Carlo und die Wände
Carlo hat eine unförmige Nase, unter der ein kleiner Schnurrbart fusselig und nass bis über die Unterlippe hängt. Seine Brauen sehen aus wie haarige Raupen, die irgendwie wild sind und so gar nicht zu seinen kleinen, stillen und braunen Augen passen.
Er liebt das Ficken.
Er ist Elektroniker, weiß mit seiner Energie nirgends hin und masturbiert bisweilen verzweifelt in Rohbauten umher. Manchmal spritzt er an die Wände jedes Zimmers. Wohlweislich, dass hier bald Tapeten geklebt werden und seine DNA für immer hier sein wird.

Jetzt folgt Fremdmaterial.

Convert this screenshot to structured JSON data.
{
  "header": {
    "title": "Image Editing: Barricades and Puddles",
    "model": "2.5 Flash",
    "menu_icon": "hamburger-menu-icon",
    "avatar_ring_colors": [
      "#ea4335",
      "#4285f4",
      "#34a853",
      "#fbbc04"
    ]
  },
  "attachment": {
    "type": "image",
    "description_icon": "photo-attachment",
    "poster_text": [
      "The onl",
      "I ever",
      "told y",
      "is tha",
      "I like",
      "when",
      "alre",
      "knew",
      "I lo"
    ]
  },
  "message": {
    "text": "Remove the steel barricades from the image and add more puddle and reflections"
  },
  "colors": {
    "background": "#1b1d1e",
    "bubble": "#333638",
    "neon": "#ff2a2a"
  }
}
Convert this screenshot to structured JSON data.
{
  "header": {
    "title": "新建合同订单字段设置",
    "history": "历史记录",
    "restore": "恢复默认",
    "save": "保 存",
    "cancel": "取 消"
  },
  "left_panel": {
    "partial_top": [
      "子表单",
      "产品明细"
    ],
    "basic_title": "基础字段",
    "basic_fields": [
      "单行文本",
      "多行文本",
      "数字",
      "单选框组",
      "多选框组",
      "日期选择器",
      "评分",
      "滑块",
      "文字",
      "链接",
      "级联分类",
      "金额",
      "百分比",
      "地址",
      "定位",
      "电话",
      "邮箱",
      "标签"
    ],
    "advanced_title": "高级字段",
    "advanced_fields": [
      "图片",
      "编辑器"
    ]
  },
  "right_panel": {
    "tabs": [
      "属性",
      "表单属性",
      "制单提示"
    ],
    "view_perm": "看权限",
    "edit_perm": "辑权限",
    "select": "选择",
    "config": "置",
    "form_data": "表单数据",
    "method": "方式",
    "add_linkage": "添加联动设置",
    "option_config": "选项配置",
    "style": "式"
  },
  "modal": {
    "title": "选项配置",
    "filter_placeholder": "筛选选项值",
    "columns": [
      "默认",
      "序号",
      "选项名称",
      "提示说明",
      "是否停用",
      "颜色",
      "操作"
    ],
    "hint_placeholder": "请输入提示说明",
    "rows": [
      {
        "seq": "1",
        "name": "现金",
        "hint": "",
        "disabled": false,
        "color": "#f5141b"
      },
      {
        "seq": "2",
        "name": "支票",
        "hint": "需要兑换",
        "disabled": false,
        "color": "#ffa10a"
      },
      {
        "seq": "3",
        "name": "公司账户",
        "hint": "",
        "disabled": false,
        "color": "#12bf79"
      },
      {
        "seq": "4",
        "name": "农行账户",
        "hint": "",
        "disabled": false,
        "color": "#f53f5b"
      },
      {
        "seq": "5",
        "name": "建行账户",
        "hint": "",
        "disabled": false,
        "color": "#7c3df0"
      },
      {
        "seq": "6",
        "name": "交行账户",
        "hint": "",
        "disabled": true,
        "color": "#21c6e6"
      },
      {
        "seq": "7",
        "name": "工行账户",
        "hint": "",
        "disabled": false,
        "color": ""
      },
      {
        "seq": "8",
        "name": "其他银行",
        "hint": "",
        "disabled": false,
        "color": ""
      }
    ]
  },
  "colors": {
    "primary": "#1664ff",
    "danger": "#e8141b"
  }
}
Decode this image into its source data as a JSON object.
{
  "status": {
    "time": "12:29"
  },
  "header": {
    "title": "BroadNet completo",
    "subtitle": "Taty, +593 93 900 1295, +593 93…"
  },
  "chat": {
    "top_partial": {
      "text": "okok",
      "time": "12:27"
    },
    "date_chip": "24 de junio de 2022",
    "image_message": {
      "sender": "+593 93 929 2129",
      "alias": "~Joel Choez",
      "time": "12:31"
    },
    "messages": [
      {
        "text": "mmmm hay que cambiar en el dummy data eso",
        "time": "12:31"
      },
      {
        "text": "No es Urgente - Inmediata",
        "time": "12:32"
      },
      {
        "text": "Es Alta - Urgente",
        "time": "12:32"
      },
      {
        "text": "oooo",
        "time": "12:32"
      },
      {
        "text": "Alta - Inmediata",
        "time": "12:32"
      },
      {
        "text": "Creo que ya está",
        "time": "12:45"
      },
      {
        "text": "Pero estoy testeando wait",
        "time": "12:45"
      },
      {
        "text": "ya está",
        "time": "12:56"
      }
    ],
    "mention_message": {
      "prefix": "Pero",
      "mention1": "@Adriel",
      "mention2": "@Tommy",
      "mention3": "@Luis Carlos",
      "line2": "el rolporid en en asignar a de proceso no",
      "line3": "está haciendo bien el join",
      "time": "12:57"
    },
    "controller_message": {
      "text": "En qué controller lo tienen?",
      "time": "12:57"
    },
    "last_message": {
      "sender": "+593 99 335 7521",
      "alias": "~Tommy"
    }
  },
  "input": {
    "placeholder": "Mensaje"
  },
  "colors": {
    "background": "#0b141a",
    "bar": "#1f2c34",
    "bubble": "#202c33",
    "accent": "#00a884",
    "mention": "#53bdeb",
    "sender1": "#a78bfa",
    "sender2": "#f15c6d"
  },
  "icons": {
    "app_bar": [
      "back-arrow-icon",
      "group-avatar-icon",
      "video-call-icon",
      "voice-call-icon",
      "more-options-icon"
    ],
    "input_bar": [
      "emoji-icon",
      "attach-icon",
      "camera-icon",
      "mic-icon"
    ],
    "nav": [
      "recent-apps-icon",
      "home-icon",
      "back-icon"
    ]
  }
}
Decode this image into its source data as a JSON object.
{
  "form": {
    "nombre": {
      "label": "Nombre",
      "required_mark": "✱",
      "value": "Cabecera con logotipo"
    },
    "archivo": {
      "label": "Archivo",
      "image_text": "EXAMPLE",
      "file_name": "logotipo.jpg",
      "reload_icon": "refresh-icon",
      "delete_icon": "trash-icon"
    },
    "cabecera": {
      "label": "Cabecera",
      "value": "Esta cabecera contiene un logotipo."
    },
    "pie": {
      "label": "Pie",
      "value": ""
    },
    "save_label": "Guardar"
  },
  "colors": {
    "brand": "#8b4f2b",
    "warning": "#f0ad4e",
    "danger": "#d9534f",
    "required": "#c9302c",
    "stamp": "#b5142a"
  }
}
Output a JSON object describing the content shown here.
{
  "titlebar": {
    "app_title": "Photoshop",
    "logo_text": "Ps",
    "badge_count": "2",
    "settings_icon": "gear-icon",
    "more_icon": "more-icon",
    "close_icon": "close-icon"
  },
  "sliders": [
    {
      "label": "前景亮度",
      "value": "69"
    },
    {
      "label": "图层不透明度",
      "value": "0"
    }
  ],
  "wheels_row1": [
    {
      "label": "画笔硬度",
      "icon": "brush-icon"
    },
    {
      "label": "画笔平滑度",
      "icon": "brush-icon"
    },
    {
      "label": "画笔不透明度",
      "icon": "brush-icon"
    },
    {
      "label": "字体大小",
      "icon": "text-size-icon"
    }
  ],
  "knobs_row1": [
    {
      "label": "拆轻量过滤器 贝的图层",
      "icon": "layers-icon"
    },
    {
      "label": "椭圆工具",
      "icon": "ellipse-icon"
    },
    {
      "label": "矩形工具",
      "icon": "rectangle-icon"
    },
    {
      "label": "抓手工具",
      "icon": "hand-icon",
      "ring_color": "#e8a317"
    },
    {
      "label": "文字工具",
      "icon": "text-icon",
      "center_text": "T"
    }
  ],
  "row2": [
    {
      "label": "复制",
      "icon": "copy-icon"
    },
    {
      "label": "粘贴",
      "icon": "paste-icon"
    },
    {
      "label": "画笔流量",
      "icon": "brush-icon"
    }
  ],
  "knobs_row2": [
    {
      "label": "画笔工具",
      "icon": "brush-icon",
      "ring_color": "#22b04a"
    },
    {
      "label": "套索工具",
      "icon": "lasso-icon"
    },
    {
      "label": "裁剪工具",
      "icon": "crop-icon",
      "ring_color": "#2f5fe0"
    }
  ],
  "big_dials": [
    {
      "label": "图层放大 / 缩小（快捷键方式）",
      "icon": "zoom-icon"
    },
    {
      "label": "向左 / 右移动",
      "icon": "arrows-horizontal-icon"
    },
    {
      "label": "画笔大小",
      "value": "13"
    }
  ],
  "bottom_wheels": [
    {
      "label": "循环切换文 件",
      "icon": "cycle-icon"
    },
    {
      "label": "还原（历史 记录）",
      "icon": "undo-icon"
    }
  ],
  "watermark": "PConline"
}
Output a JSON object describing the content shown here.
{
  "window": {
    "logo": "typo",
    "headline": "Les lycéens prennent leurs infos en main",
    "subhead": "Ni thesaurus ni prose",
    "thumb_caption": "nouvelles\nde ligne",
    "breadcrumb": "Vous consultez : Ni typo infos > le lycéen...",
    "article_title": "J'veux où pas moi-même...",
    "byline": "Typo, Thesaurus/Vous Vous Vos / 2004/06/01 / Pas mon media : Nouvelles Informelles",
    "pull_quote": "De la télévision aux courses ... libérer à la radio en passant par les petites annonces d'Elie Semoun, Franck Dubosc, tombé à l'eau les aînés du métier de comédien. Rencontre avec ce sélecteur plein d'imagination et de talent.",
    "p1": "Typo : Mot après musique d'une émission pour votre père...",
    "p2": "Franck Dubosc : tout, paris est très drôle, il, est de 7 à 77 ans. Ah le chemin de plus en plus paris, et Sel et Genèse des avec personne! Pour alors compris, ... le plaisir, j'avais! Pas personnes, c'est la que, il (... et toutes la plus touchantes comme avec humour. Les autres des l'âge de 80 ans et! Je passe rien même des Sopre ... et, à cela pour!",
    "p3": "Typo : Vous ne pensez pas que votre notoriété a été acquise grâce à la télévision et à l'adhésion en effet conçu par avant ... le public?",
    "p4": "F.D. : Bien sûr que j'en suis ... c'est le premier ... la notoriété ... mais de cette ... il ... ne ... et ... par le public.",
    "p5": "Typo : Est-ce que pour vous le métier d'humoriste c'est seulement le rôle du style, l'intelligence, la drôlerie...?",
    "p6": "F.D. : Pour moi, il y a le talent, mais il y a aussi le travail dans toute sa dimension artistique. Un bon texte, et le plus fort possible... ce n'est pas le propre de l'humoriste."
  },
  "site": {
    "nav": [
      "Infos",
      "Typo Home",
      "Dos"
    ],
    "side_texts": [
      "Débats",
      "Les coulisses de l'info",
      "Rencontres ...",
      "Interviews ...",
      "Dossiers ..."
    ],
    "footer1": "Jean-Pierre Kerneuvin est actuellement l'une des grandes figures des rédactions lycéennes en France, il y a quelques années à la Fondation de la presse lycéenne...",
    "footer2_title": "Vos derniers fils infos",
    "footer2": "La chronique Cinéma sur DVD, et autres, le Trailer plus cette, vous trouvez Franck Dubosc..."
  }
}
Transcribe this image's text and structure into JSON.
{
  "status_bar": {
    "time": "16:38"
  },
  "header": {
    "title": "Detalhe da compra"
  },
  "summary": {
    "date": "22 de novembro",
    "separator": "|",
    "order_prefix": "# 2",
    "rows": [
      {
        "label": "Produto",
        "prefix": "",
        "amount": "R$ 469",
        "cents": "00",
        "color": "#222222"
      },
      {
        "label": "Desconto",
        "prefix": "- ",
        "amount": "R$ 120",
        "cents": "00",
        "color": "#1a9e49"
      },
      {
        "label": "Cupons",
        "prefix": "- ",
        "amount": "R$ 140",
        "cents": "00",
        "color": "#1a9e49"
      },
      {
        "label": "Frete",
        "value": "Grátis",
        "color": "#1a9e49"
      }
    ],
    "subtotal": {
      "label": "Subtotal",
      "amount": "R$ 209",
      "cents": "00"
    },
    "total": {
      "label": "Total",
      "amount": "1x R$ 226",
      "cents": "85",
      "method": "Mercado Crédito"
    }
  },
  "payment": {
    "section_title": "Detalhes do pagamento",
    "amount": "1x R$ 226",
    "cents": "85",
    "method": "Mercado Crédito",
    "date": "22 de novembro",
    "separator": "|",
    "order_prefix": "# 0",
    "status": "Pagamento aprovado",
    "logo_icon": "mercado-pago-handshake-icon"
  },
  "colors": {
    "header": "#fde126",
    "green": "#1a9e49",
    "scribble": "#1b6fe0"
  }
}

„Wen kann ich ficken?“ fragt er herausfordernd in den Swingerclubs der Umgebung, entblößt seinen Schwanz und lässt ihn voller Stolz groß werden. Die anderen Besucher schweigen eingeschüchtert und beachten ihn nicht weiter. Er ist ihnen unheimlich.
Das sind seine Erfahrungen, aber weil sie ohne Frau vor sich gehen, stimmen ihn diese traurig.
Carlo tritt mit bloßem Morgenpenis und behaarter Brust in die Küche. Es ist Montag, er muss gleich zur Arbeit und seine Notgeilheit ist extrem.
„Jutta, gib mir Deinen Mund!“
Jutta ist seine Frau, eine langweilige Person, die Sex als notwendiges Übel bezeichnet und alles „Ihhh“ findet, was bei anderen „Ahhhh“ macht.
„Ach, Carlo, Du hast letzte Woche meinen Mund gekriegt“, klagt sie.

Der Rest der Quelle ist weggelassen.